Vor langer Zeit, als das Erzgebirge noch von dunklen Wäldern und verborgenen Schätzen durchzogen war, lebte ein junger Kuhhirte namens Hans. Er diente als Knecht bei dem reichen und hartherzigen Bauern Konrad, den die Dorfbewohner nur den Dammicht-Bauern nannten.
Dieser Name kam nicht von ungefähr – bei jedem Missgeschick, bei jeder Kleinigkeit fuhr ihm ein gotteslästerlicher Fluch über die Lippen: „Dammicht!“ rief er, wenn ein Pferd scheute. „Dammicht!“ schrie er, wenn das Brot nicht schnell genug auf dem Tisch stand. Und „Dammicht noch einmal!“ brüllte er, wenn ein Knecht es wagte, ihm zu widersprechen.



Hans ertrug die Schikanen geduldig, denn sein Herz gehörte Marie, der schönen und sanften Tochter des Bauern.
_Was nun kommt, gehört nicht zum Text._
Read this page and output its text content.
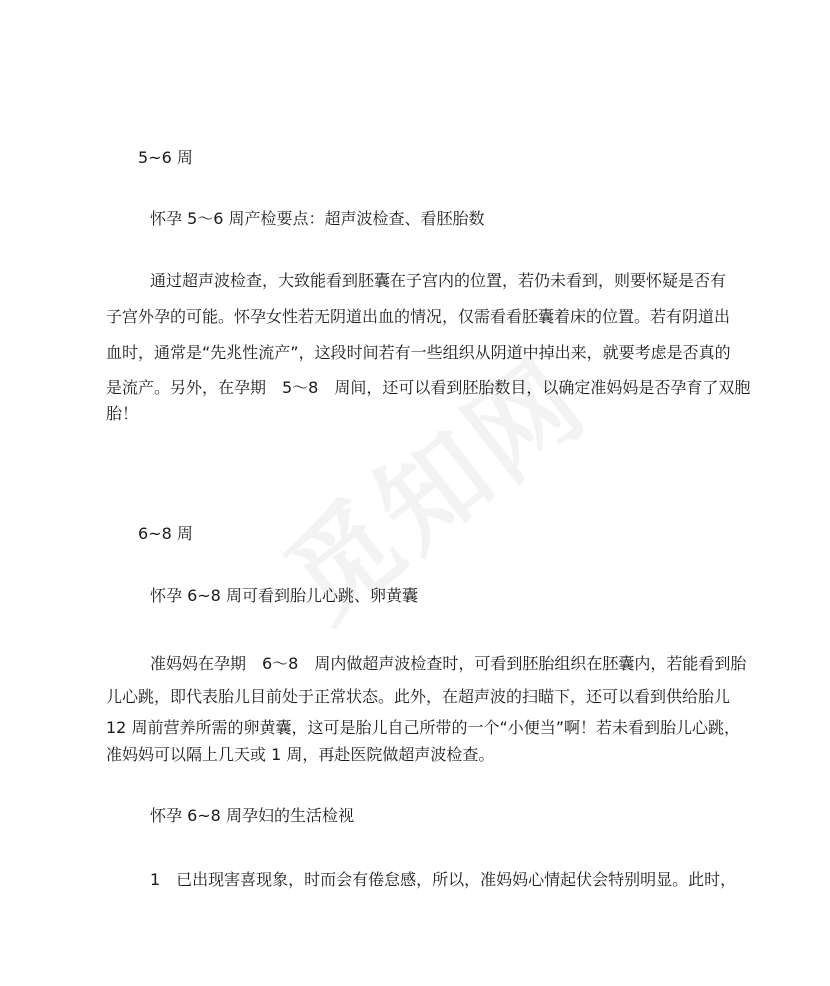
5~6 周
怀孕 5～6 周产检要点：超声波检查、看胚胎数
通过超声波检查，大致能看到胚囊在子宫内的位置，若仍未看到，则要怀疑是否有
子宫外孕的可能。怀孕女性若无阴道出血的情况，仅需看看胚囊着床的位置。若有阴道出
血时，通常是“先兆性流产”，这段时间若有一些组织从阴道中掉出来，就要考虑是否真的
是流产。另外，在孕期　5～8　周间，还可以看到胚胎数目，以确定准妈妈是否孕育了双胞
胎！
6~8 周
怀孕 6~8 周可看到胎儿心跳、卵黄囊
准妈妈在孕期　6～8　周内做超声波检查时，可看到胚胎组织在胚囊内，若能看到胎
儿心跳，即代表胎儿目前处于正常状态。此外，在超声波的扫瞄下，还可以看到供给胎儿
12 周前营养所需的卵黄囊，这可是胎儿自己所带的一个“小便当”啊！若未看到胎儿心跳，
准妈妈可以隔上几天或 1 周，再赴医院做超声波检查。
怀孕 6~8 周孕妇的生活检视
1　已出现害喜现象，时而会有倦怠感，所以，准妈妈心情起伏会特别明显。此时，
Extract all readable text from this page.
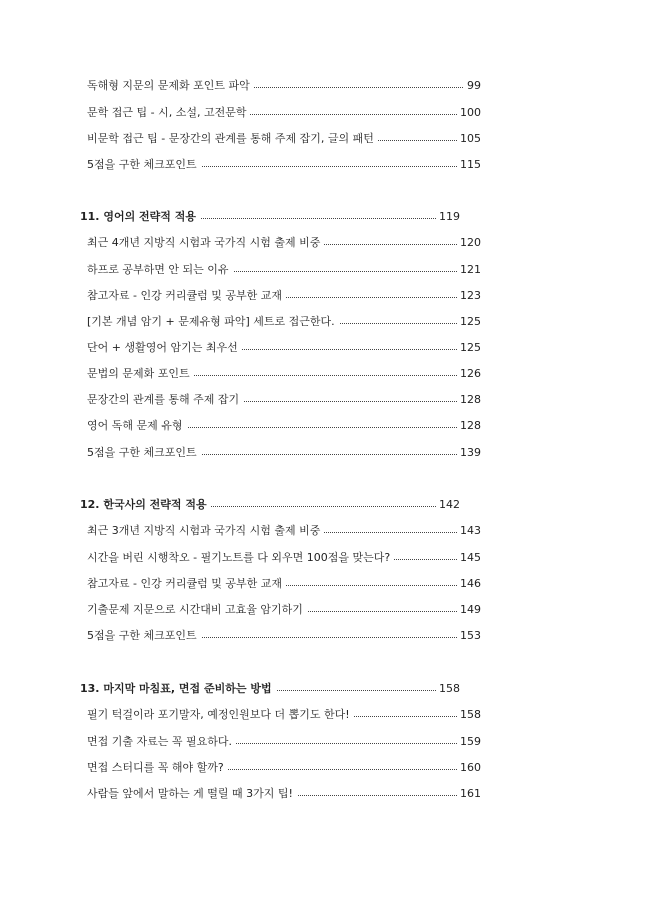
독해형 지문의 문제화 포인트 파악	99
문학 접근 팁 - 시, 소설, 고전문학	100
비문학 접근 팁 - 문장간의 관계를 통해 주제 잡기, 글의 패턴	105
5점을 구한 체크포인트	115
11. 영어의 전략적 적용	119
최근 4개년 지방직 시험과 국가직 시험 출제 비중	120
하프로 공부하면 안 되는 이유	121
참고자료 - 인강 커리큘럼 및 공부한 교재	123
[기본 개념 암기 + 문제유형 파악] 세트로 접근한다.	125
단어 + 생활영어 암기는 최우선	125
문법의 문제화 포인트	126
문장간의 관계를 통해 주제 잡기	128
영어 독해 문제 유형	128
5점을 구한 체크포인트	139
12. 한국사의 전략적 적용	142
최근 3개년 지방직 시험과 국가직 시험 출제 비중	143
시간을 버린 시행착오 - 필기노트를 다 외우면 100점을 맞는다?	145
참고자료 - 인강 커리큘럼 및 공부한 교재	146
기출문제 지문으로 시간대비 고효율 암기하기	149
5점을 구한 체크포인트	153
13. 마지막 마침표, 면접 준비하는 방법	158
필기 턱걸이라 포기말자, 예정인원보다 더 뽑기도 한다!	158
면접 기출 자료는 꼭 필요하다.	159
면접 스터디를 꼭 해야 할까?	160
사람들 앞에서 말하는 게 떨릴 때 3가지 팁!	161
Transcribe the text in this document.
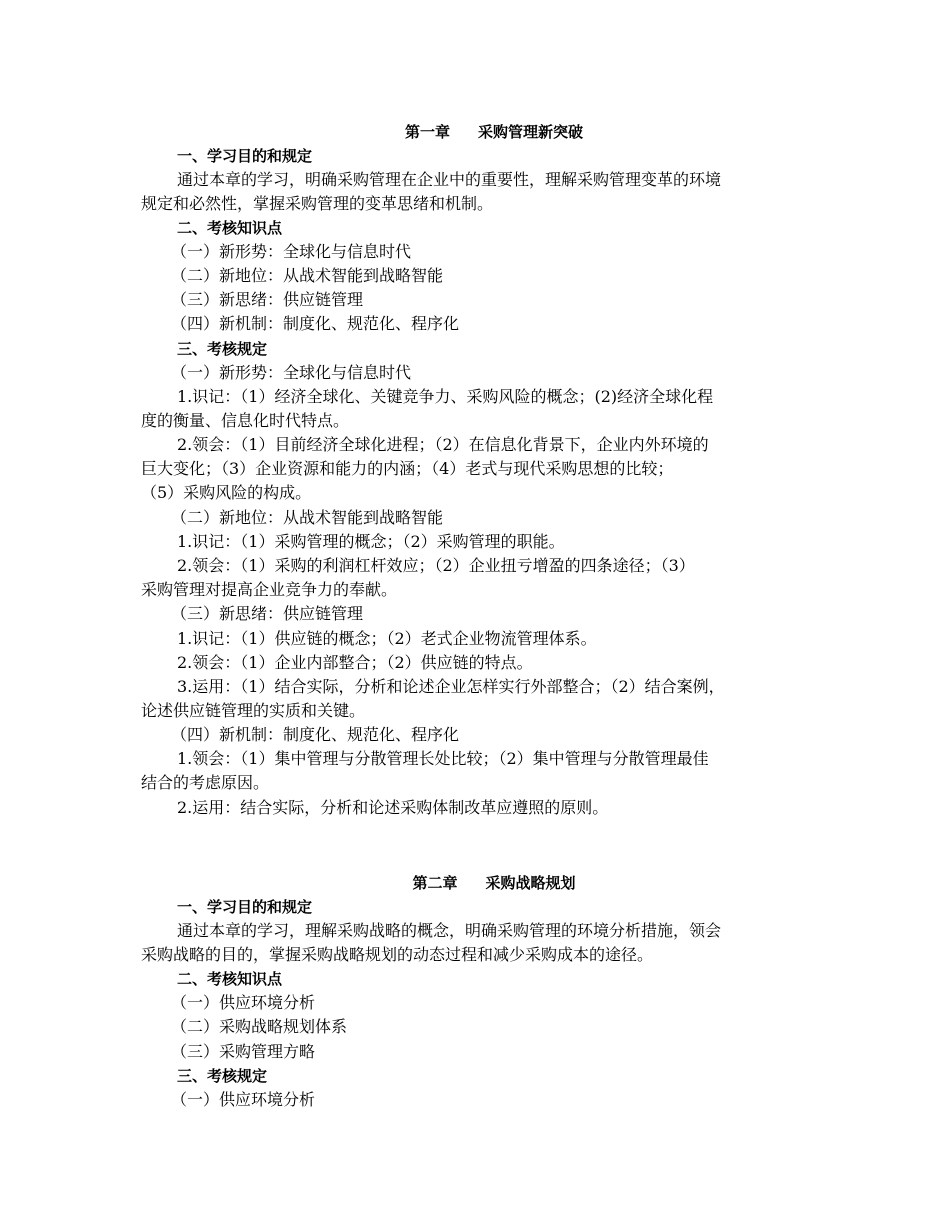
第一章 采购管理新突破
一、学习目的和规定
通过本章的学习，明确采购管理在企业中的重要性，理解采购管理变革的环境
规定和必然性，掌握采购管理的变革思绪和机制。
二、考核知识点
（一）新形势：全球化与信息时代
（二）新地位：从战术智能到战略智能
（三）新思绪：供应链管理
（四）新机制：制度化、规范化、程序化
三、考核规定
（一）新形势：全球化与信息时代
1.识记：（1）经济全球化、关键竞争力、采购风险的概念；(2)经济全球化程
度的衡量、信息化时代特点。
2.领会：（1）目前经济全球化进程；（2）在信息化背景下，企业内外环境的
巨大变化；（3）企业资源和能力的内涵；（4）老式与现代采购思想的比较；
（5）采购风险的构成。
（二）新地位：从战术智能到战略智能
1.识记：（1）采购管理的概念；（2）采购管理的职能。
2.领会：（1）采购的利润杠杆效应；（2）企业扭亏增盈的四条途径；（3）
采购管理对提高企业竞争力的奉献。
（三）新思绪：供应链管理
1.识记：（1）供应链的概念；（2）老式企业物流管理体系。
2.领会：（1）企业内部整合；（2）供应链的特点。
3.运用：（1）结合实际，分析和论述企业怎样实行外部整合；（2）结合案例，
论述供应链管理的实质和关键。
（四）新机制：制度化、规范化、程序化
1.领会：（1）集中管理与分散管理长处比较；（2）集中管理与分散管理最佳
结合的考虑原因。
2.运用：结合实际，分析和论述采购体制改革应遵照的原则。
第二章 采购战略规划
一、学习目的和规定
通过本章的学习，理解采购战略的概念，明确采购管理的环境分析措施，领会
采购战略的目的，掌握采购战略规划的动态过程和减少采购成本的途径。
二、考核知识点
（一）供应环境分析
（二）采购战略规划体系
（三）采购管理方略
三、考核规定
（一）供应环境分析
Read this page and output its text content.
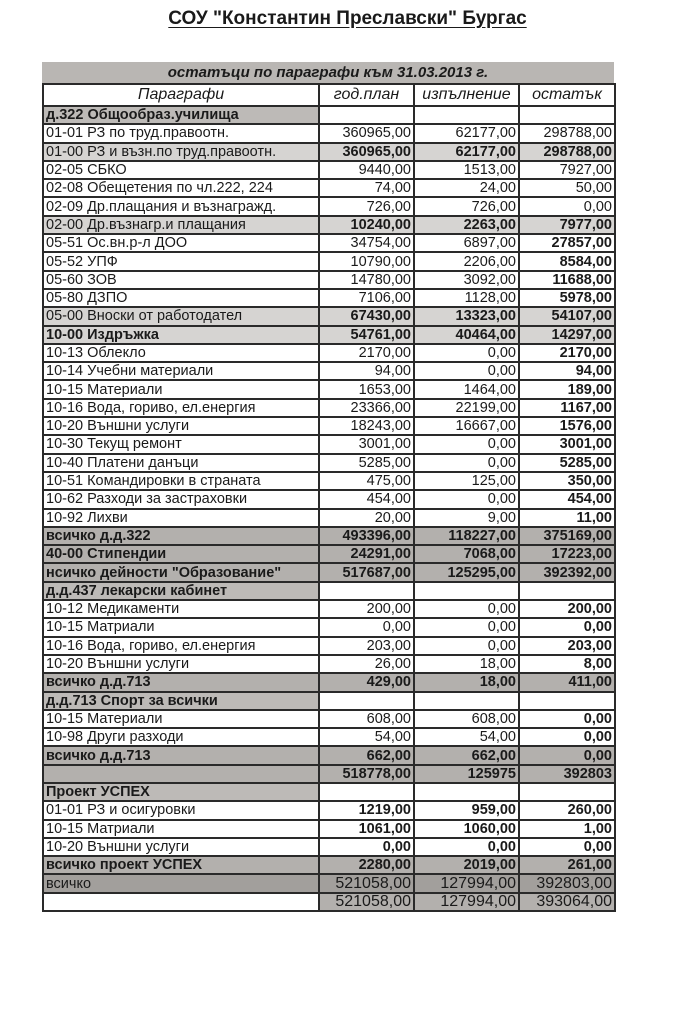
СОУ "Константин Преславски" Бургас
остатъци по параграфи към 31.03.2013 г.
Параграфи	год.план	изпълнение	остатък
д.322 Общообраз.училища			
01-01 РЗ по труд.правоотн.	360965,00	62177,00	298788,00
01-00 РЗ и възн.по труд.правоотн.	360965,00	62177,00	298788,00
02-05 СБКО	9440,00	1513,00	7927,00
02-08 Обещетения по чл.222, 224	74,00	24,00	50,00
02-09 Др.плащания и възнагражд.	726,00	726,00	0,00
02-00 Др.възнагр.и плащания	10240,00	2263,00	7977,00
05-51 Ос.вн.р-л ДОО	34754,00	6897,00	27857,00
05-52 УПФ	10790,00	2206,00	8584,00
05-60 ЗОВ	14780,00	3092,00	11688,00
05-80 ДЗПО	7106,00	1128,00	5978,00
05-00 Вноски от работодател	67430,00	13323,00	54107,00
10-00 Издръжка	54761,00	40464,00	14297,00
10-13 Облекло	2170,00	0,00	2170,00
10-14 Учебни материали	94,00	0,00	94,00
10-15 Материали	1653,00	1464,00	189,00
10-16 Вода, гориво, ел.енергия	23366,00	22199,00	1167,00
10-20 Външни услуги	18243,00	16667,00	1576,00
10-30 Текущ ремонт	3001,00	0,00	3001,00
10-40 Платени данъци	5285,00	0,00	5285,00
10-51 Командировки в страната	475,00	125,00	350,00
10-62 Разходи за застраховки	454,00	0,00	454,00
10-92 Лихви	20,00	9,00	11,00
всичко д.д.322	493396,00	118227,00	375169,00
40-00 Стипендии	24291,00	7068,00	17223,00
нсичко дейности "Образование"	517687,00	125295,00	392392,00
д.д.437 лекарски кабинет			
10-12 Медикаменти	200,00	0,00	200,00
10-15 Матриали	0,00	0,00	0,00
10-16 Вода, гориво, ел.енергия	203,00	0,00	203,00
10-20 Външни услуги	26,00	18,00	8,00
всичко д.д.713	429,00	18,00	411,00
д.д.713 Спорт за всички			
10-15 Материали	608,00	608,00	0,00
10-98 Други разходи	54,00	54,00	0,00
всичко д.д.713	662,00	662,00	0,00
	518778,00	125975	392803
Проект УСПЕХ			
01-01 РЗ и осигуровки	1219,00	959,00	260,00
10-15 Матриали	1061,00	1060,00	1,00
10-20 Външни услуги	0,00	0,00	0,00
всичко проект УСПЕХ	2280,00	2019,00	261,00
всичко	521058,00	127994,00	392803,00
	521058,00	127994,00	393064,00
Doch Konrad hätte es niemals erlaubt, dass ein armer Knecht um seine Tochter warb.
Eines Tages, als Hans mit seinen Kühen auf der Weide war, begegnete er einer alten Frau mit zerzaustem Haar und müden Augen. „Hast du ein Stück Brot für mich?“, fragte sie. Obwohl Hans selbst kaum etwas besaß, teilte er ohne Zögern sein letztes Stück Brot mit ihr. Die Alte lächelte, zog ein Stück Baumrinde aus ihrem Mantel und sagte: „Nimm dies als Dank. Es birgt mehr, als du denkst.“
Hans betrachtete die Rinde verwundert. Als er abends zum Hof zurückkehrte, erzählte er seinem Herrn von der Begegnung. Der Dammicht-Bauer lachte hämisch. „Dummkopf! Du gibst dein Brot für ein Stück toten Baum? Dammicht, so dämlich kann nur ein Bettel-Knecht sein!“ Er riss Hans die Rinde aus der Hand und wollte sie ins Feuer werfen. Doch Marie hielt ihn auf. „Lass uns abwarten, Vater. Vielleicht steckt mehr dahinter, als du glaubst.“



In dieser Nacht legte Hans die Rinde auf sein Fensterbrett. Als die ersten Sonnenstrahlen sie berührten, geschah das Wunder: Die Rinde verwandelte sich in pures Silber. Hans und Marie staunten. Doch als Konrad davon erfuhr, sah er nur eines – Reichtum. Gierig verlangte er das Silber für sich. „Dammicht, das gehört mir! Alles auf meinem Hof gehört mir!“ Doch Hans weigerte sich. „Dieses Geschenk gehört nicht dir, sondern mir und Marie.“
Vor Zorn brüllte der Dammicht-Bauer so laut, dass die Fenster zitterten. Er jagte Hans mit einem Knüppel vom Hof. Doch Marie floh mit ihm. Mit dem Silber als Mitgift konnten sie sich eine kleine Hütte bauen und ein glückliches Leben beginnen.
Der Dammicht-Bauer aber wurde von diesem Tag an immer grimmiger. Keiner wagte es mehr, ihn anzusprechen. Eines Nachts, als ein schweres Gewitter über das Dorf zog, hörte man ihn noch ein letztes Mal laut schreien: „Damm—!“ Dann fiel ein Blitz vom Himmel und spaltete das Dach seines Hauses. Am Morgen war Konrad verschwunden. Niemand sah ihn je wieder.
Doch an jener Stelle, wo Hans die Rinde erhielt, wuchs ein Baum mit silberner Rinde. Die Dorfbewohner sagen, dass in stillen Nächten ein leises Fluchen aus seinen Zweigen dringt – als könne der Dammicht-Bauer selbst nach dem Tode keine Ruhe finden.